Sunday, June 8, 2008

The Cost of Discipleship


In the context of our discussion on false signs of genuine Christianity on Sunday night, I quoted from Dietrich Bonhoeffer’s, The Cost of Discipleship. Bonhoeffer understood discipleship--and he paid for it with his life. Adolf Hitler ordered him tortured and hanged just weeks before the liberation of Berlin.

Hear Bonhoeffer well:

Cheap grace is the deadly enemy of our church. We are fighting today for costly grace. . . . Cheap grace is the preaching of forgiveness without requiring repentance, baptism without church discipline, Communion without confession, absolution without personal confession. Cheap grace is grace without discipleship, grace without the cross, grace without Jesus Christ, living and incarnate.

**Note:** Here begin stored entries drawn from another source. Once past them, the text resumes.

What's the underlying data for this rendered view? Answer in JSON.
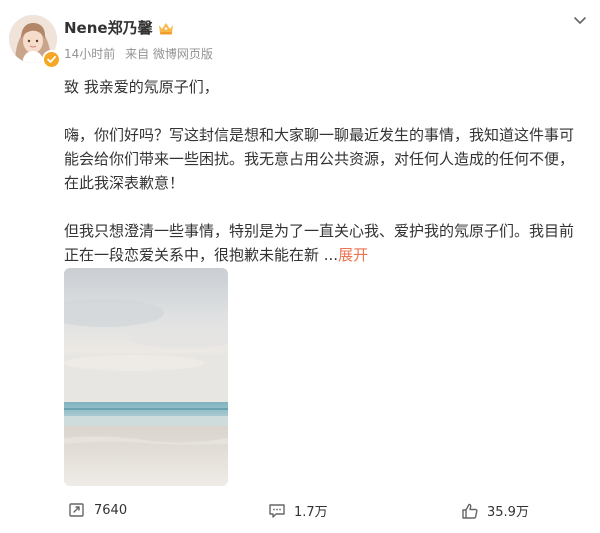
{
  "post": {
    "author": {
      "name": "Nene郑乃馨",
      "verified_icon": "verified-badge-icon",
      "vip_icon": "vip-crown-icon"
    },
    "meta": {
      "time": "14小时前",
      "source": "来自 微博网页版"
    },
    "content": {
      "greeting": "致 我亲爱的氖原子们，",
      "paragraph1": "嗨，你们好吗？写这封信是想和大家聊一聊最近发生的事情，我知道这件事可能会给你们带来一些困扰。我无意占用公共资源，对任何人造成的任何不便，在此我深表歉意！",
      "paragraph2": "但我只想澄清一些事情，特别是为了一直关心我、爱护我的氖原子们。我目前正在一段恋爱关系中，很抱歉未能在新 ...",
      "expand_label": "展开"
    },
    "image": {
      "icon": "seascape-photo"
    },
    "actions": {
      "repost_count": "7640",
      "comment_count": "1.7万",
      "like_count": "35.9万"
    }
  }
}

Costly grace is the treasure hidden in the field; for the sake of it a man will gladly go and sell all that he has. It is the pearl of great price to buy which the merchant will all he has. It is the kingly rule of Christ, for whose sake a man will pluck out the eye which causes him to stumble; it is the call of Jesus Christ at which the disciple leaves his nets and follows him.

Costly grace is the gospel which must be sought again and again, the gift which must be asked for, and the door at which a man must knock.

Happy are they who, knowing that grace, can live in the world without being of it, who, by following Jesus Christ, are so assured of their heavenly citizenship that they are truly free to live their lives in this world. Happy are they who know that discipleship simply means the life which springs from grace, and that grace simply means discipleship.